Restaurants en Provence

Avec Marcello pane e vino, gai comme un Italien quand il sait qu’il aura de l’amour et du vin…

marcelloAvec Marcello Pane e Vino, on s’amuserait à rebaptiser le cours d’Estienne d’Orves en piazza dell’arsenale, le caractère italien du quartier s’accommodant tout à fait avec la carte de ce restaurant ouvert l’été dernier. Sur les ardoises, s’entrechoquent le vitello tonnato avec le poulpe rôti, le spritz avec le limoncello. Au déjeuner, la terrasse se compose de tables deux couverts en majorité, des avocats, des employés de bureau, qui parlent travail dans une ambiance détendue.

En cuisine, Gilles Danthez propose le meilleur : un carpaccio arrosé d’un fin trait d’huile d’olive-basilic ciselé et parmesan, une saucisse italienne bien poivrée et parfaitement grillée accompagnée de frites fraîches de toute évidence préparées dans l’instant. Au Monsieur qui raconte son séjour à Athènes à la table voisine, son interlocutrice répond qu’elle “rêve d’y retourner”. Est-ce un effet du soleil qui caresse les tables ? Mais les conversations se font moins sérieuses. Maintenant, ce sont les touristes qui tirent la chaise tout heureux de profiter, aussi bien que les Marseillais, de cette arrière-saison. La carte proposait un dessert qui n’a de cassate que le nom : deux tranches de nougat glacé, posées sur une fine couche de génoise. Un nougat miellé et lacté où les éclats de fruits le disputent aux amandes et pistaches fraîches. Alors faut-il y aller ? Oui car au déjeuner, la formule est d’un bon rapport et le service rapide et très sympa. Oui car, le soir, c’est “gai comme un Italien quand il sait qu’il aura de l’amour et du vin” qu’on s’empare de la carte aux énoncés aussi chantant qu’évocateurs : piccoli calzone, le fameux petit calzone, la parmiggiana de la mamma Rose, fritto misto, beignets, petits farcis, pizza di verdura…
MarcelloSur les tables, on commente les vins rouges des Abruzzes (Montepulciano bio), de Campanie (Aglianico), de Sicile (Nero d’avola bio) pendant que d’autres lèvent le coude sur les blancs de la région de Venise (Lugana) ou ce Pinot grigio aux arômes salins, tout en tension, sur une pointe d’iode. Il semble que l’été ne veuille pas partir, qui s’en plaindra ?

Marcello pane e vino, 29, place aux Huiles, Marseille 1er ; déjeuner 15, 19 et 23 €. Soir, formules apéritives, antipasti de 9 à 13 €, piatti grandi de 14 à 16 €, vins au verre 6 € environ. Infos au 04 91 33 26 44.

Vite lu

Une bouillabaisse marseillaise chez un fromager aixois Si vous habitez Aix, plus besoin de venir à Marseille pour y déguster le plat emblématique. Vous avez désormais la possibilité de commander une bouillabaisse chez le fromager Benoît Lemarié (55, rue d’Italie à Aix) et il suffit de venir la récupérer le lendemain… Cuisinée avec beaucoup de talent par Gilles Carmignani, restaurateur marseillais (la Table de l’Olivier, 56, rue Mazenod, Marseille 2e arr.), la bouillabaisse est cuisinée le jour même, signe ultime de fraîcheur et de qualité. Prix : 46 € par personne. Infos au 04 42 66 50 06.

La cuisine d’été de Sophie, de Sophie Dudemaine sortira en librairies le 2 mai.

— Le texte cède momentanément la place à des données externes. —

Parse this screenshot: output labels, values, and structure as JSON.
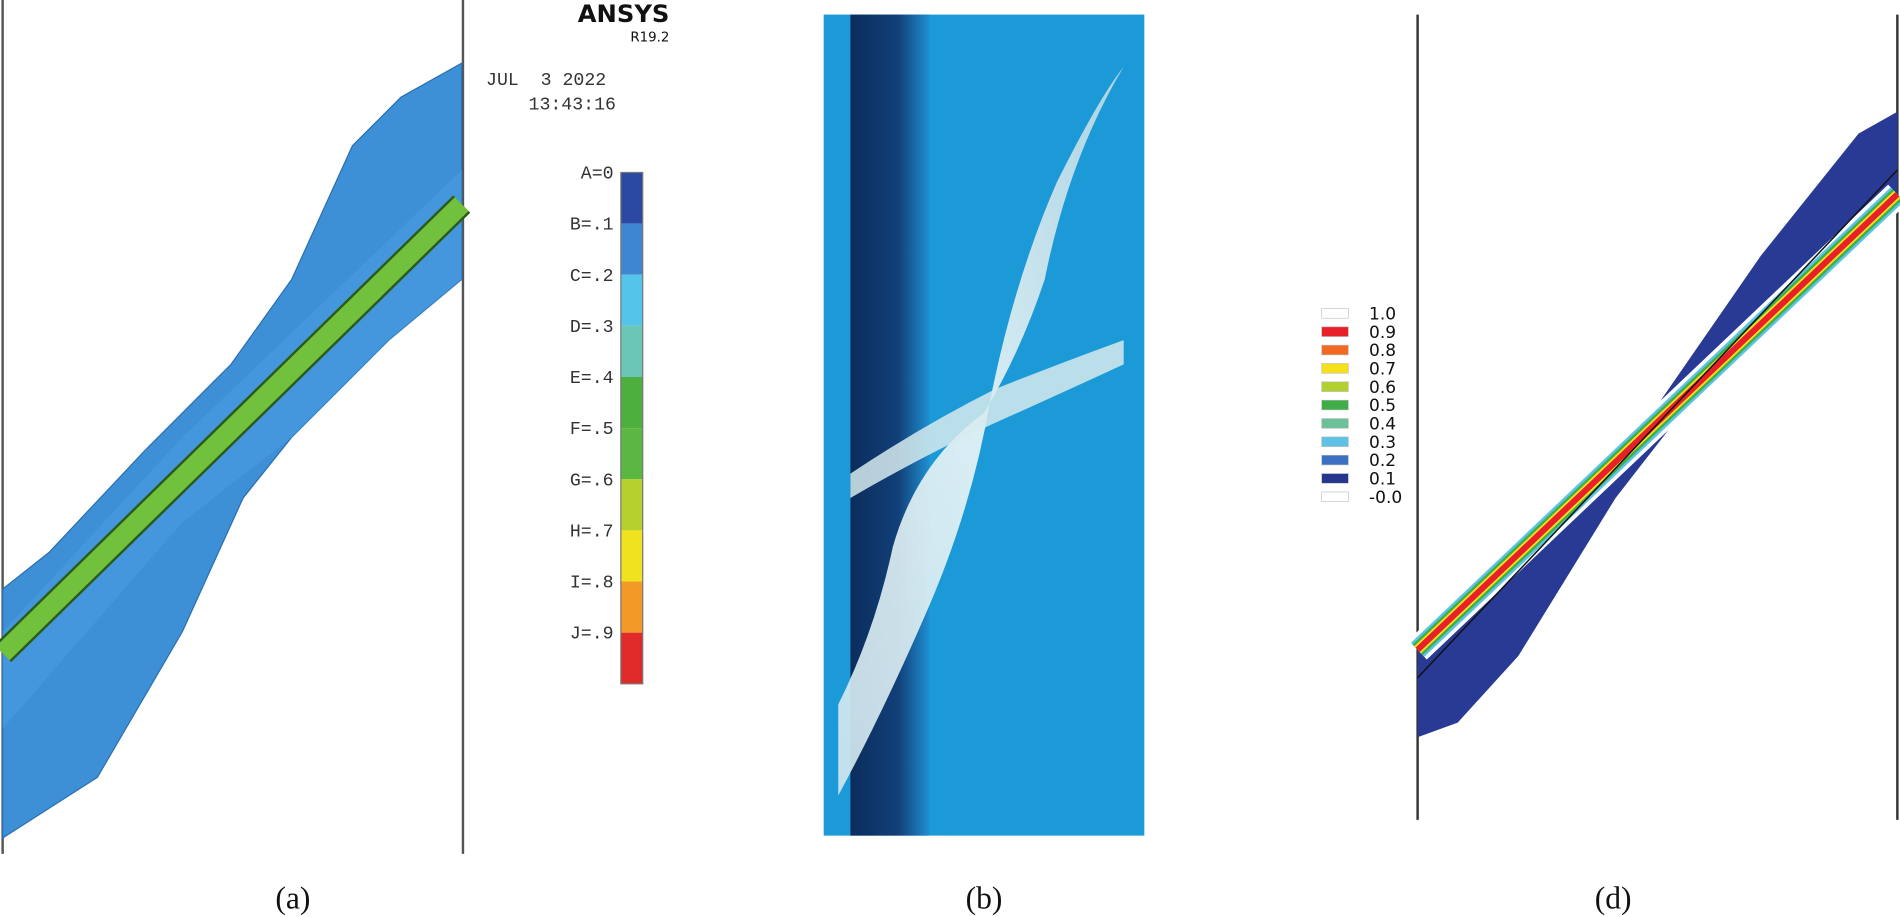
{
  "panel_a": {
    "logo": "ANSYS",
    "version": "R19.2",
    "date": "JUL  3 2022",
    "time": "13:43:16",
    "legend": [
      {
        "label": "A=0",
        "color": "#2b48a3"
      },
      {
        "label": "B=.1",
        "color": "#3f86d2"
      },
      {
        "label": "C=.2",
        "color": "#55c4ea"
      },
      {
        "label": "D=.3",
        "color": "#6cc6b5"
      },
      {
        "label": "E=.4",
        "color": "#4daf3d"
      },
      {
        "label": "F=.5",
        "color": "#5cb642"
      },
      {
        "label": "G=.6",
        "color": "#b6d02c"
      },
      {
        "label": "H=.7",
        "color": "#f0e21e"
      },
      {
        "label": "I=.8",
        "color": "#f39a26"
      },
      {
        "label": "J=.9",
        "color": "#e12a2a"
      }
    ],
    "caption": "(a)"
  },
  "panel_b": {
    "caption": "(b)"
  },
  "panel_d": {
    "legend": [
      {
        "label": "1.0",
        "color": "#ffffff"
      },
      {
        "label": "0.9",
        "color": "#e8202a"
      },
      {
        "label": "0.8",
        "color": "#f26a22"
      },
      {
        "label": "0.7",
        "color": "#f5e01a"
      },
      {
        "label": "0.6",
        "color": "#b2d02e"
      },
      {
        "label": "0.5",
        "color": "#3fae49"
      },
      {
        "label": "0.4",
        "color": "#6cc09a"
      },
      {
        "label": "0.3",
        "color": "#5cc3e6"
      },
      {
        "label": "0.2",
        "color": "#3b6fc2"
      },
      {
        "label": "0.1",
        "color": "#26368f"
      },
      {
        "label": "-0.0",
        "color": "#ffffff"
      }
    ],
    "caption": "(d)"
  }
}
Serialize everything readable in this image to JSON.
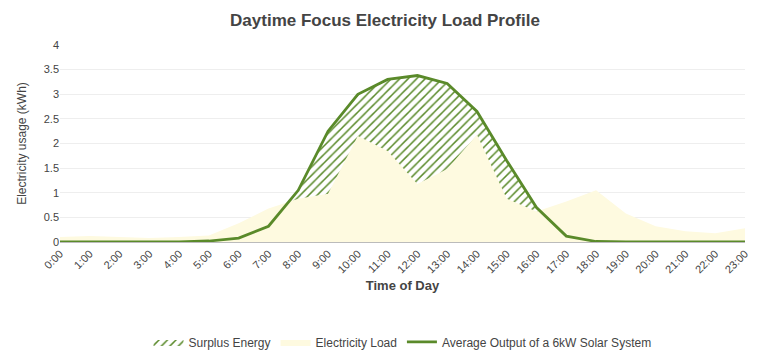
{
  "chart_data": {
    "type": "area",
    "title": "Daytime Focus Electricity Load Profile",
    "xlabel": "Time of Day",
    "ylabel": "Electricity usage (kWh)",
    "x": [
      0,
      1,
      2,
      3,
      4,
      5,
      6,
      7,
      8,
      9,
      10,
      11,
      12,
      13,
      14,
      15,
      16,
      17,
      18,
      19,
      20,
      21,
      22,
      23
    ],
    "xlim": [
      0,
      23
    ],
    "xticks": [
      {
        "value": 0,
        "label": "0:00"
      },
      {
        "value": 1,
        "label": "1:00"
      },
      {
        "value": 2,
        "label": "2:00"
      },
      {
        "value": 3,
        "label": "3:00"
      },
      {
        "value": 4,
        "label": "4:00"
      },
      {
        "value": 5,
        "label": "5:00"
      },
      {
        "value": 6,
        "label": "6:00"
      },
      {
        "value": 7,
        "label": "7:00"
      },
      {
        "value": 8,
        "label": "8:00"
      },
      {
        "value": 9,
        "label": "9:00"
      },
      {
        "value": 10,
        "label": "10:00"
      },
      {
        "value": 11,
        "label": "11:00"
      },
      {
        "value": 12,
        "label": "12:00"
      },
      {
        "value": 13,
        "label": "13:00"
      },
      {
        "value": 14,
        "label": "14:00"
      },
      {
        "value": 15,
        "label": "15:00"
      },
      {
        "value": 16,
        "label": "16:00"
      },
      {
        "value": 17,
        "label": "17:00"
      },
      {
        "value": 18,
        "label": "18:00"
      },
      {
        "value": 19,
        "label": "19:00"
      },
      {
        "value": 20,
        "label": "20:00"
      },
      {
        "value": 21,
        "label": "21:00"
      },
      {
        "value": 22,
        "label": "22:00"
      },
      {
        "value": 23,
        "label": "23:00"
      }
    ],
    "ylim": [
      0,
      4
    ],
    "yticks": [
      0,
      0.5,
      1,
      1.5,
      2,
      2.5,
      3,
      3.5,
      4
    ],
    "grid": true,
    "legend": "bottom",
    "series": [
      {
        "name": "Surplus Energy",
        "type": "surplus",
        "color": "#5a8a2a"
      },
      {
        "name": "Electricity Load",
        "type": "area",
        "color": "#fefae0",
        "values": [
          0.1,
          0.12,
          0.1,
          0.08,
          0.1,
          0.13,
          0.38,
          0.68,
          0.88,
          0.98,
          2.15,
          1.85,
          1.18,
          1.48,
          2.18,
          0.88,
          0.62,
          0.82,
          1.05,
          0.58,
          0.32,
          0.22,
          0.18,
          0.28
        ]
      },
      {
        "name": "Average Output of a 6kW Solar System",
        "type": "line",
        "color": "#5a8a2a",
        "values": [
          0.0,
          0.0,
          0.0,
          0.0,
          0.0,
          0.02,
          0.08,
          0.32,
          1.05,
          2.25,
          3.0,
          3.3,
          3.38,
          3.22,
          2.65,
          1.65,
          0.7,
          0.12,
          0.01,
          0.0,
          0.0,
          0.0,
          0.0,
          0.0
        ]
      }
    ]
  }
}
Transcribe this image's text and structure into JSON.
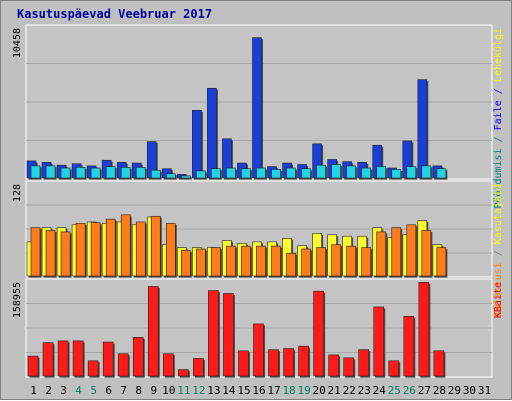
{
  "chart_data": {
    "type": "bar",
    "title": "Kasutuspäevad Veebruar 2017",
    "categories": [
      "1",
      "2",
      "3",
      "4",
      "5",
      "6",
      "7",
      "8",
      "9",
      "10",
      "11",
      "12",
      "13",
      "14",
      "15",
      "16",
      "17",
      "18",
      "19",
      "20",
      "21",
      "22",
      "23",
      "24",
      "25",
      "26",
      "27",
      "28",
      "29",
      "30",
      "31"
    ],
    "weekend_days": [
      "4",
      "5",
      "11",
      "12",
      "18",
      "19",
      "25",
      "26"
    ],
    "panels": [
      {
        "name": "top",
        "ymax_label": "10458",
        "ymax": 10458,
        "axis_label_parts": [
          {
            "text": "Pöördumisi",
            "color": "#008080"
          },
          {
            "text": " / ",
            "color": "#008080"
          },
          {
            "text": "Faile",
            "color": "#0000ff"
          },
          {
            "text": " / ",
            "color": "#0000ff"
          },
          {
            "text": "Lehekülgi",
            "color": "#ffff00"
          }
        ],
        "series": [
          {
            "name": "Pöördumisi",
            "color": "#1a3fd8",
            "values": [
              1200,
              1100,
              900,
              1000,
              850,
              1250,
              1100,
              1050,
              2550,
              650,
              250,
              4750,
              6300,
              2750,
              1050,
              9850,
              800,
              1050,
              950,
              2400,
              1300,
              1150,
              1100,
              2300,
              700,
              2600,
              6900,
              850,
              null,
              null,
              null
            ]
          },
          {
            "name": "Faile",
            "color": "#22d3e6",
            "values": [
              850,
              850,
              700,
              750,
              700,
              800,
              750,
              750,
              550,
              300,
              150,
              500,
              650,
              700,
              650,
              700,
              600,
              700,
              650,
              900,
              950,
              850,
              700,
              800,
              600,
              800,
              850,
              650,
              null,
              null,
              null
            ]
          }
        ]
      },
      {
        "name": "middle",
        "ymax_label": "128",
        "ymax": 128,
        "axis_label_parts": [
          {
            "text": "Külastusi",
            "color": "#ff8000"
          },
          {
            "text": " / ",
            "color": "#808080"
          },
          {
            "text": "Kasutajaid",
            "color": "#ffff00"
          }
        ],
        "series": [
          {
            "name": "Külastusi",
            "color": "#fcfc2c",
            "values": [
              48,
              68,
              68,
              72,
              76,
              74,
              76,
              72,
              83,
              44,
              40,
              40,
              40,
              50,
              46,
              48,
              48,
              53,
              43,
              60,
              58,
              56,
              56,
              68,
              54,
              58,
              78,
              44,
              null,
              null,
              null
            ]
          },
          {
            "name": "Kasutajaid",
            "color": "#ff7c1a",
            "values": [
              68,
              64,
              62,
              74,
              75,
              80,
              86,
              76,
              84,
              74,
              36,
              38,
              40,
              42,
              42,
              42,
              42,
              32,
              38,
              40,
              44,
              42,
              40,
              62,
              68,
              72,
              64,
              40,
              null,
              null,
              null
            ]
          }
        ]
      },
      {
        "name": "bottom",
        "ymax_label": "158955",
        "ymax": 158955,
        "axis_label_parts": [
          {
            "text": "KBaite",
            "color": "#ff0000"
          }
        ],
        "series": [
          {
            "name": "KBaite",
            "color": "#ff1a1a",
            "values": [
              34000,
              57000,
              60000,
              60000,
              26000,
              58000,
              38000,
              66000,
              153000,
              38000,
              11000,
              30000,
              146000,
              141000,
              43000,
              89000,
              45000,
              47000,
              51000,
              145000,
              36000,
              31000,
              45000,
              118000,
              26000,
              102000,
              160000,
              43000,
              null,
              null,
              null
            ]
          }
        ]
      }
    ]
  },
  "colors": {
    "frame_bg": "#c0c0c0",
    "panel_bg": "#c4c4c4",
    "panel_border": "#ffffff",
    "grid": "#a8a8a8",
    "title": "#0000a0",
    "day_label_weekday": "#000000",
    "day_label_weekend": "#008060"
  }
}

Voici l’été, ses barbecues, ses salades colorées… Que l’on se retrouve autour du gril ou d’une simple tablée quotidienne, les mois estivaux sont toujours la promesse de douces saveurs grillées, fraîches et vitaminées. “Apéro, grillades, tartes, salades, desserts… les légumes et fruits d’été côtoient les viandes et crustacés, pour offrir à chacun la joie de bien manger, tout simplement. Je vous ai préparé 90 recettes salées et sucrées, délicieusement ensoleillées” promet Sophie qui cite le rôti de bœuf en croûte de moutarde, les saint-jacques à la plancha et la salade de pastèque. Photos de Rina Nurra, 224 pages, La Martinière Ed., tarif : 24,90 €.